A spectacular summer avalanche was caught on video at Washington's Mount Rainier on June 25.
The amateur footage was posted on YouTube and shows how the mountain's pristine snow-capped peaks can turn dangerous in mere moments. Falling ice and rocks kicked up a massive plume of dust and debris that captivated those watching.
The avalanche occurred on the mountain's Nisqually Glacier, which has seen a series of amazing rockfalls in recent days, the Seattle Times reported. No one has been hurt.
"From my standpoint of looking at the mountain for 20 years, we've probably had rockfalls like this once every five or 10 years," Stefan Lofgren, lead climbing ranger for Mount Rainier National Park, told the Seattle Times.

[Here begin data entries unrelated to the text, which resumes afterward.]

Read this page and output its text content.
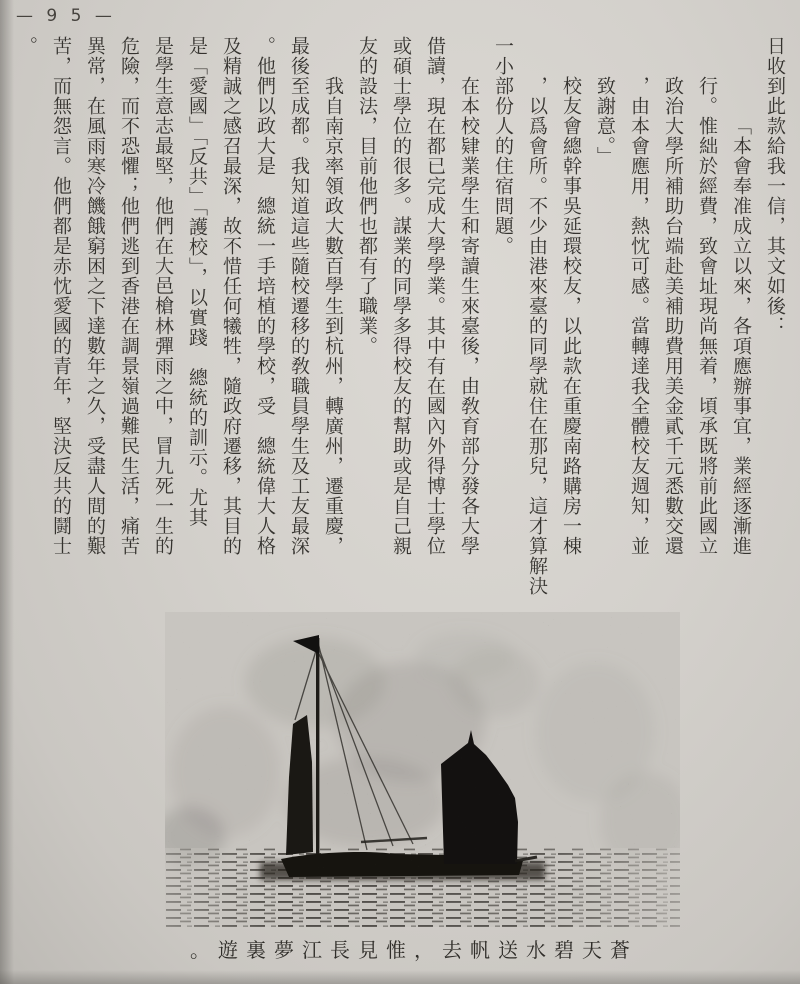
— 9 5 —
日收到此款給我一信，其文如後：
「本會奉准成立以來，各項應辦事宜，業經逐漸進
行。惟絀於經費，致會址現尚無着，頃承既將前此國立
政治大學所補助台端赴美補助費用美金貳千元悉數交還
，由本會應用，熱忱可感。當轉達我全體校友週知，並
致謝意。」
校友會總幹事吳延環校友，以此款在重慶南路購房一棟
，以爲會所。不少由港來臺的同學就住在那兒，這才算解決
一小部份人的住宿問題。
在本校肄業學生和寄讀生來臺後，由敎育部分發各大學
借讀，現在都已完成大學學業。其中有在國內外得博士學位
或碩士學位的很多。謀業的同學多得校友的幫助或是自己親
友的設法，目前他們也都有了職業。
我自南京率領政大數百學生到杭州，轉廣州，遷重慶，
最後至成都。我知道這些隨校遷移的敎職員學生及工友最深
。他們以政大是　總統一手培植的學校，受　總統偉大人格
及精誠之感召最深，故不惜任何犧牲，隨政府遷移，其目的
是「愛國」「反共」「護校」，以實踐　總統的訓示。尤其
是學生意志最堅，他們在大邑槍林彈雨之中，冒九死一生的
危險，而不恐懼；他們逃到香港在調景嶺過難民生活，痛苦
異常，在風雨寒冷饑餓窮困之下達數年之久，受盡人間的艱
苦，而無怨言。他們都是赤忱愛國的青年，堅決反共的鬪士
。
。遊裏夢江長見惟，去帆送水碧天蒼
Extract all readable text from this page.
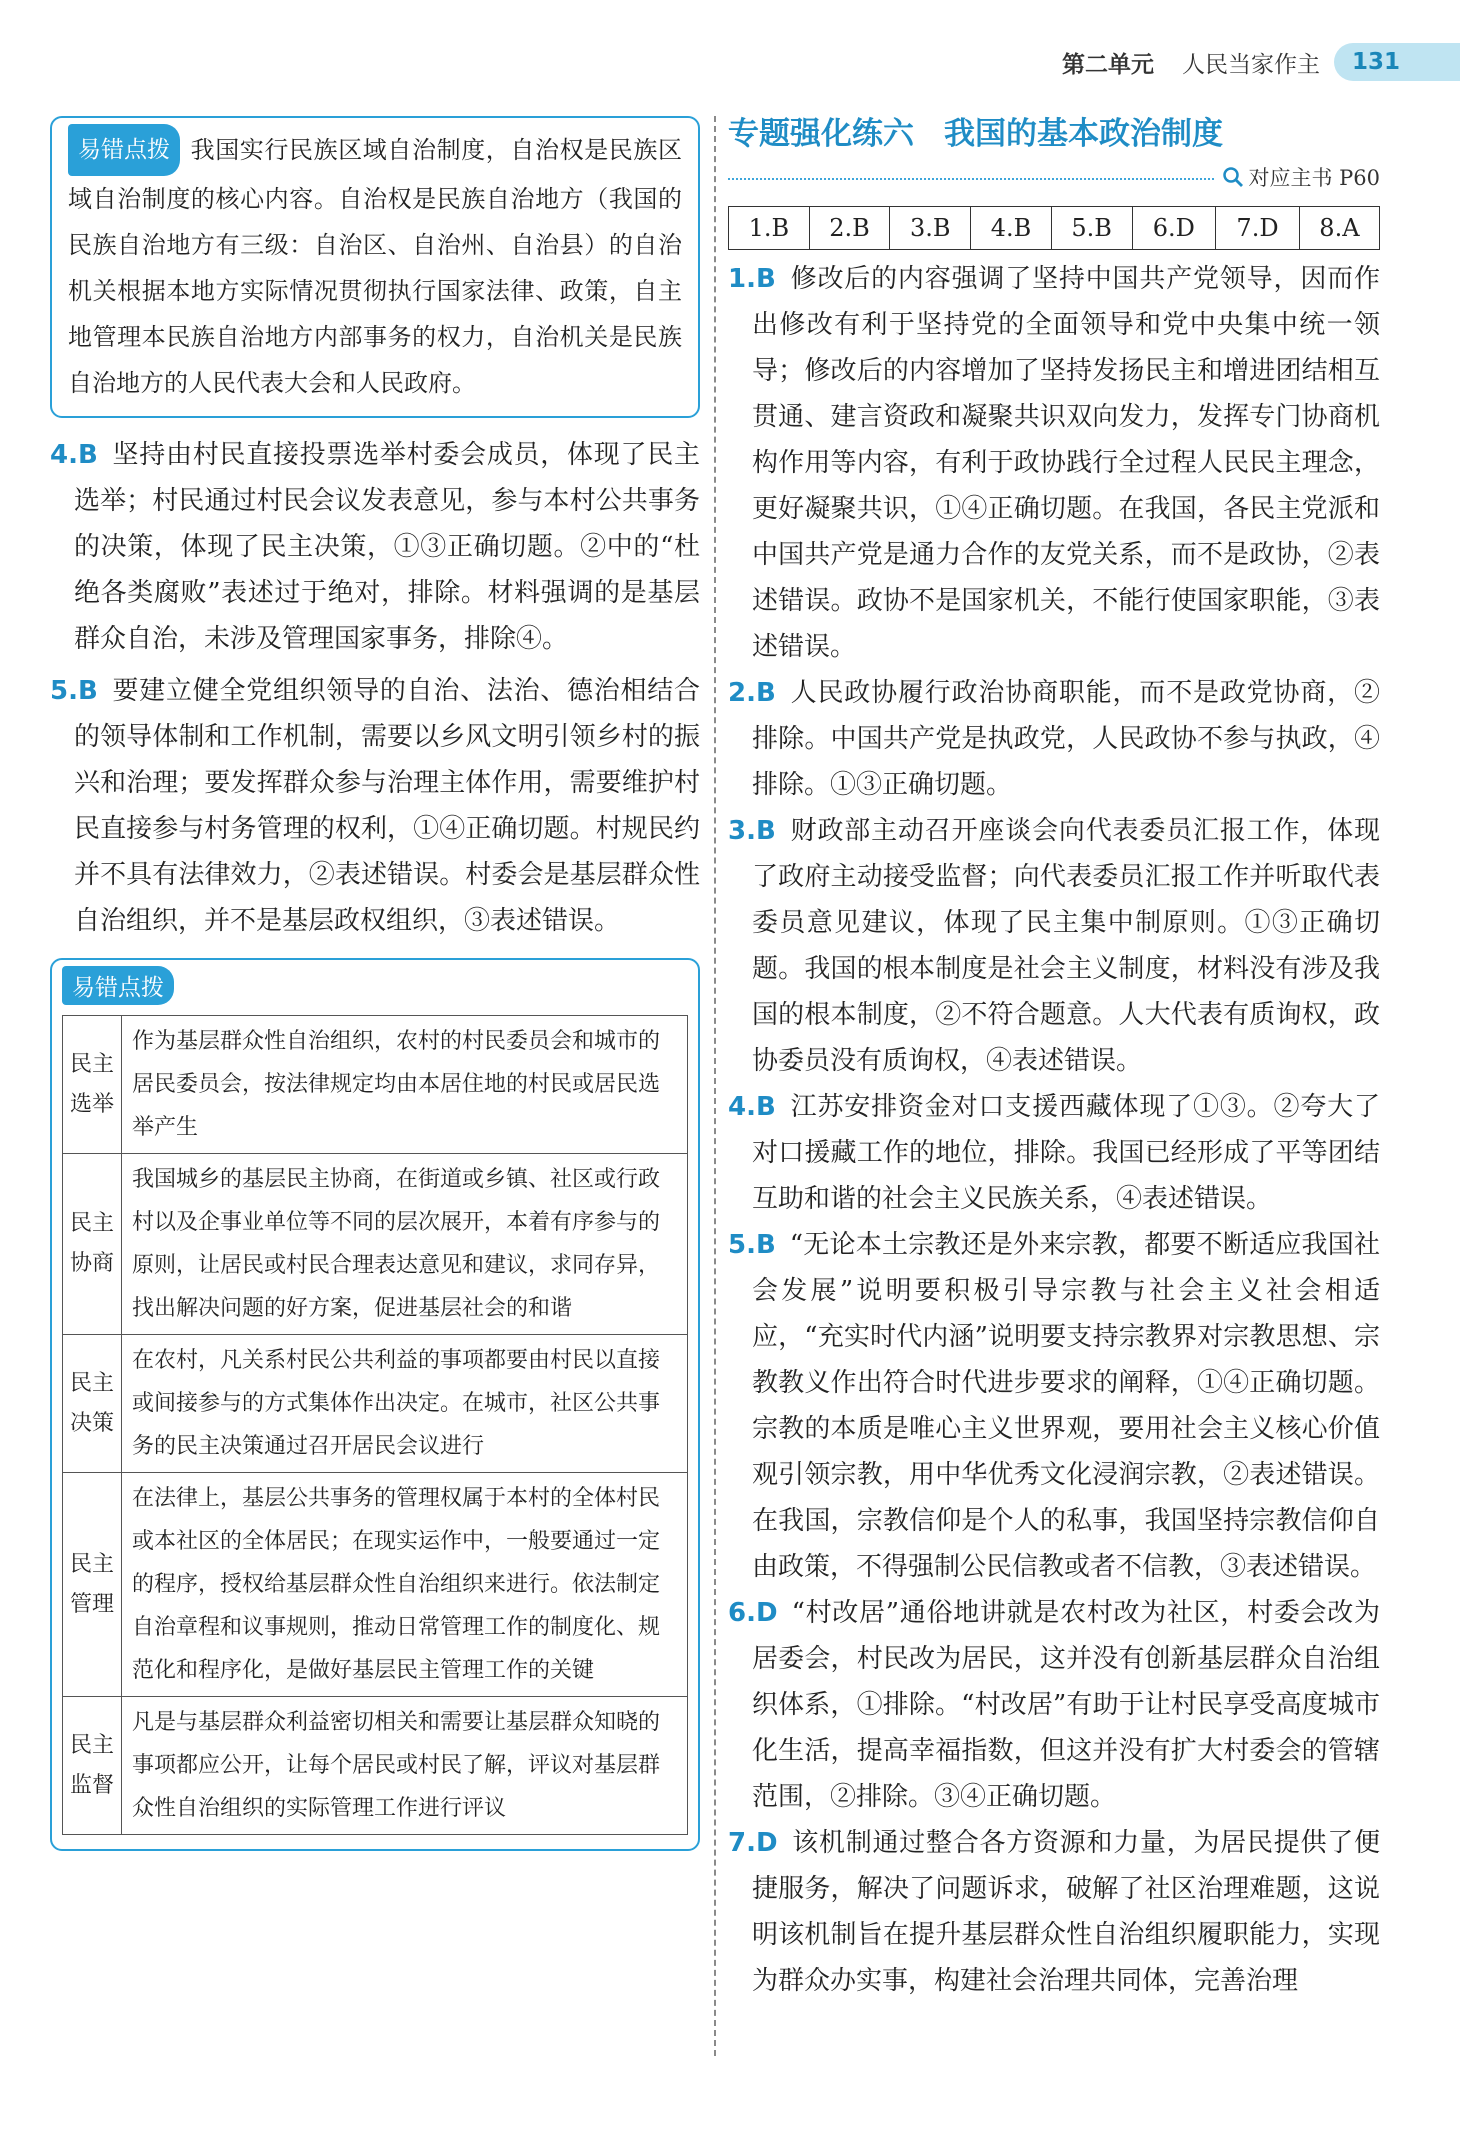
第二单元 人民当家作主	131
易错点拨 我国实行民族区域自治制度，自治权是民族区域自治制度的核心内容。自治权是民族自治地方（我国的民族自治地方有三级：自治区、自治州、自治县）的自治机关根据本地方实际情况贯彻执行国家法律、政策，自主地管理本民族自治地方内部事务的权力，自治机关是民族自治地方的人民代表大会和人民政府。

4.B 坚持由村民直接投票选举村委会成员，体现了民主选举；村民通过村民会议发表意见，参与本村公共事务的决策，体现了民主决策，①③正确切题。②中的“杜绝各类腐败”表述过于绝对，排除。材料强调的是基层群众自治，未涉及管理国家事务，排除④。

5.B 要建立健全党组织领导的自治、法治、德治相结合的领导体制和工作机制，需要以乡风文明引领乡村的振兴和治理；要发挥群众参与治理主体作用，需要维护村民直接参与村务管理的权利，①④正确切题。村规民约并不具有法律效力，②表述错误。村委会是基层群众性自治组织，并不是基层政权组织，③表述错误。

易错点拨
民主选举	作为基层群众性自治组织，农村的村民委员会和城市的居民委员会，按法律规定均由本居住地的村民或居民选举产生
民主协商	我国城乡的基层民主协商，在街道或乡镇、社区或行政村以及企事业单位等不同的层次展开，本着有序参与的原则，让居民或村民合理表达意见和建议，求同存异，找出解决问题的好方案，促进基层社会的和谐
民主决策	在农村，凡关系村民公共利益的事项都要由村民以直接或间接参与的方式集体作出决定。在城市，社区公共事务的民主决策通过召开居民会议进行
民主管理	在法律上，基层公共事务的管理权属于本村的全体村民或本社区的全体居民；在现实运作中，一般要通过一定的程序，授权给基层群众性自治组织来进行。依法制定自治章程和议事规则，推动日常管理工作的制度化、规范化和程序化，是做好基层民主管理工作的关键
民主监督	凡是与基层群众利益密切相关和需要让基层群众知晓的事项都应公开，让每个居民或村民了解，评议对基层群众性自治组织的实际管理工作进行评议
专题强化练六 我国的基本政治制度
对应主书 P60
1.B	2.B	3.B	4.B	5.B	6.D	7.D	8.A

1.B 修改后的内容强调了坚持中国共产党领导，因而作出修改有利于坚持党的全面领导和党中央集中统一领导；修改后的内容增加了坚持发扬民主和增进团结相互贯通、建言资政和凝聚共识双向发力，发挥专门协商机构作用等内容，有利于政协践行全过程人民民主理念，更好凝聚共识，①④正确切题。在我国，各民主党派和中国共产党是通力合作的友党关系，而不是政协，②表述错误。政协不是国家机关，不能行使国家职能，③表述错误。

2.B 人民政协履行政治协商职能，而不是政党协商，②排除。中国共产党是执政党，人民政协不参与执政，④排除。①③正确切题。

3.B 财政部主动召开座谈会向代表委员汇报工作，体现了政府主动接受监督；向代表委员汇报工作并听取代表委员意见建议，体现了民主集中制原则。①③正确切题。我国的根本制度是社会主义制度，材料没有涉及我国的根本制度，②不符合题意。人大代表有质询权，政协委员没有质询权，④表述错误。

4.B 江苏安排资金对口支援西藏体现了①③。②夸大了对口援藏工作的地位，排除。我国已经形成了平等团结互助和谐的社会主义民族关系，④表述错误。

5.B “无论本土宗教还是外来宗教，都要不断适应我国社会发展”说明要积极引导宗教与社会主义社会相适应，“充实时代内涵”说明要支持宗教界对宗教思想、宗教教义作出符合时代进步要求的阐释，①④正确切题。宗教的本质是唯心主义世界观，要用社会主义核心价值观引领宗教，用中华优秀文化浸润宗教，②表述错误。在我国，宗教信仰是个人的私事，我国坚持宗教信仰自由政策，不得强制公民信教或者不信教，③表述错误。

6.D “村改居”通俗地讲就是农村改为社区，村委会改为居委会，村民改为居民，这并没有创新基层群众自治组织体系，①排除。“村改居”有助于让村民享受高度城市化生活，提高幸福指数，但这并没有扩大村委会的管辖范围，②排除。③④正确切题。

7.D 该机制通过整合各方资源和力量，为居民提供了便捷服务，解决了问题诉求，破解了社区治理难题，这说明该机制旨在提升基层群众性自治组织履职能力，实现为群众办实事，构建社会治理共同体，完善治理
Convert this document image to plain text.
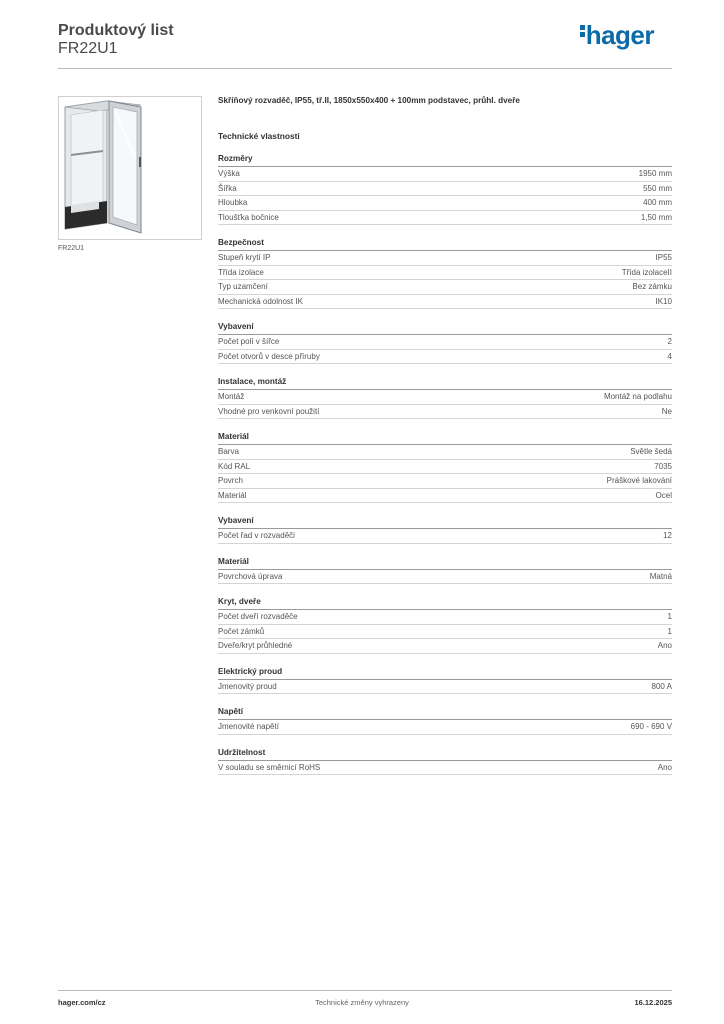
Produktový list
FR22U1	hager
FR22U1
Skříňový rozvaděč, IP55, tř.II, 1850x550x400 + 100mm podstavec, průhl. dveře
Technické vlastnosti
Rozměry
Výška	1950 mm
Šířka	550 mm
Hloubka	400 mm
Tloušťka bočnice	1,50 mm
Bezpečnost
Stupeň krytí IP	IP55
Třída izolace	Třída izolaceII
Typ uzamčení	Bez zámku
Mechanická odolnost IK	IK10
Vybavení
Počet polí v šířce	2
Počet otvorů v desce příruby	4
Instalace, montáž
Montáž	Montáž na podlahu
Vhodné pro venkovní použití	Ne
Materiál
Barva	Světle šedá
Kód RAL	7035
Povrch	Práškové lakování
Materiál	Ocel
Vybavení
Počet řad v rozvaděči	12
Materiál
Povrchová úprava	Matná
Kryt, dveře
Počet dveří rozvaděče	1
Počet zámků	1
Dveře/kryt průhledné	Ano
Elektrický proud
Jmenovitý proud	800 A
Napětí
Jmenovité napětí	690 - 690 V
Udržitelnost
V souladu se směrnicí RoHS	Ano
hager.com/cz	Technické změny vyhrazeny	16.12.2025
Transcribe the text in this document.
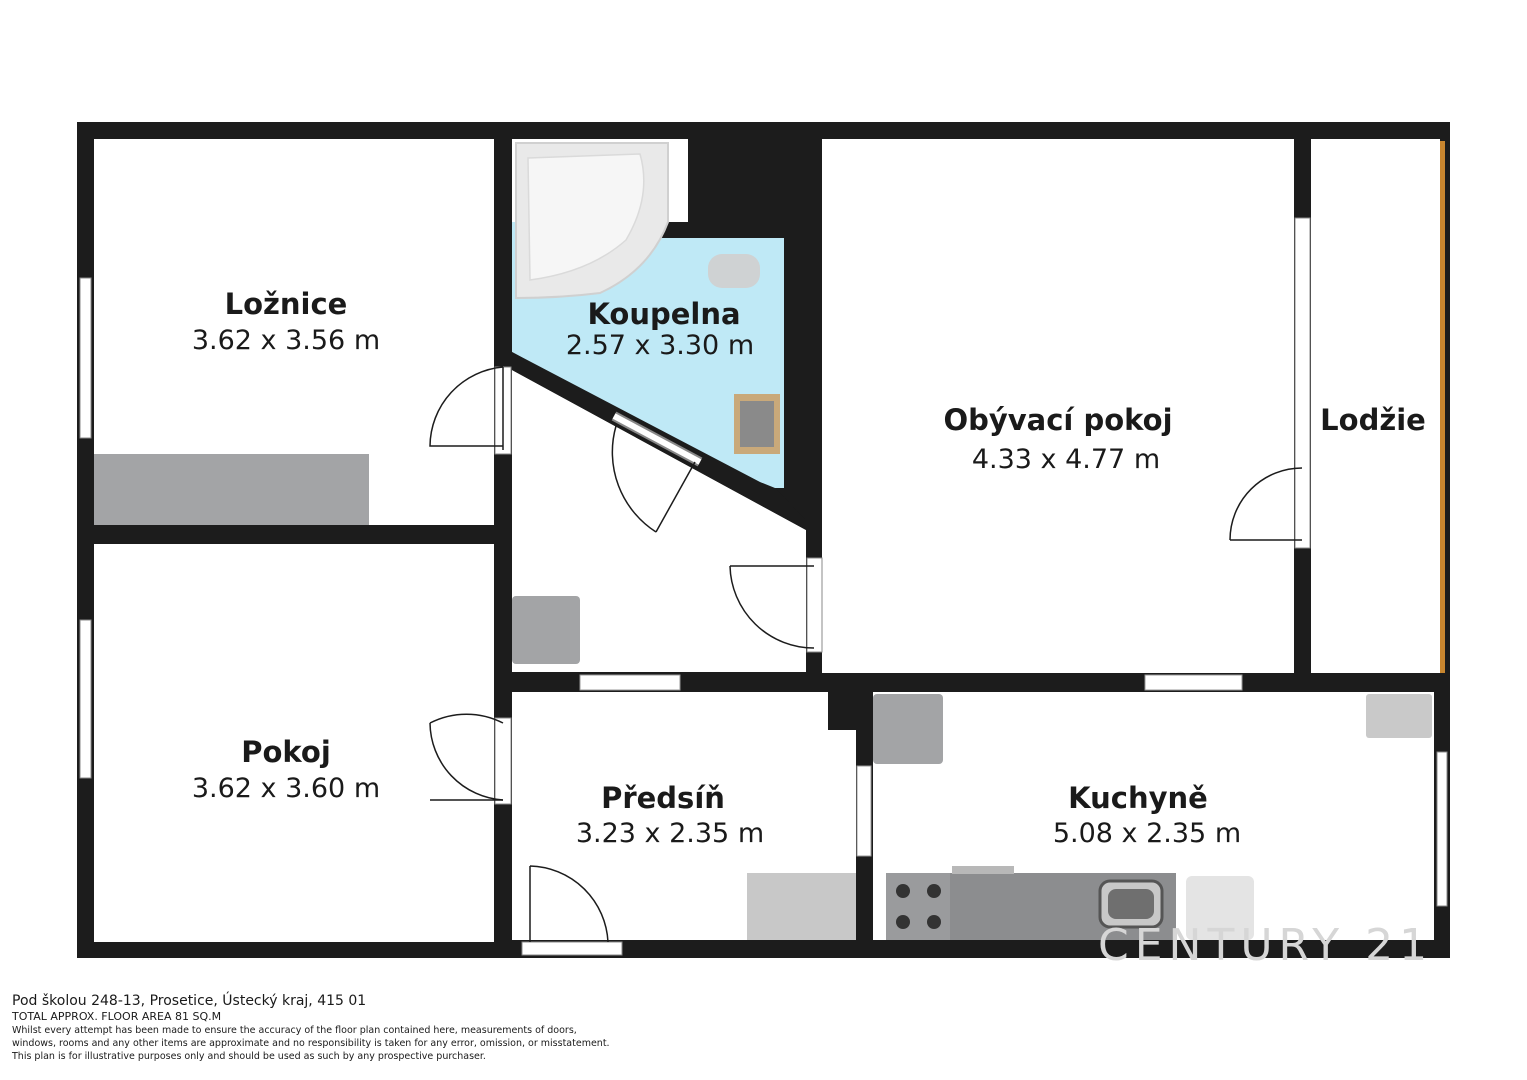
Ložnice
3.62 x 3.56 m
Koupelna
2.57 x 3.30 m
Obývací pokoj
4.33 x 4.77 m
Lodžie
Pokoj
3.62 x 3.60 m	Předsíň
3.23 x 2.35 m
Kuchyně
5.08 x 2.35 m
CENTURY 21
Pod školou 248-13, Prosetice, Ústecký kraj, 415 01
TOTAL APPROX. FLOOR AREA 81 SQ.M
Whilst every attempt has been made to ensure the accuracy of the floor plan contained here, measurements of doors,
windows, rooms and any other items are approximate and no responsibility is taken for any error, omission, or misstatement.
This plan is for illustrative purposes only and should be used as such by any prospective purchaser.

The Nisqually Glacier is not a common hiking route up the mountain, one of the world's talles t, and rangers are stressing that it should be avoided this summer.
The footage appears to show evidence of brown lahar-like debris, showing how dangerous volcanoes can be, even when they are dormant. Lahar is an Indonesian word for a rapidly flowing mixture of rock debris and water that originates on the slopes of a volcano. Lahars are also called volcanic mudflows or debris flows. Mount Rainier has a long history of lahars, according to the Big Think's Eruptions blog.
"Usually flows like this are caused by heavy rains or melting, which prompts the collection and then release of water high on the slopes of the volcano," wrote the blog's author, geologist Erik Klemetti. "Rainier is also a very unstable volcano as much of the summit area has been extensively hydrothermally altered, so it is not surprising to see lahars and avalanches such as these on the volcano.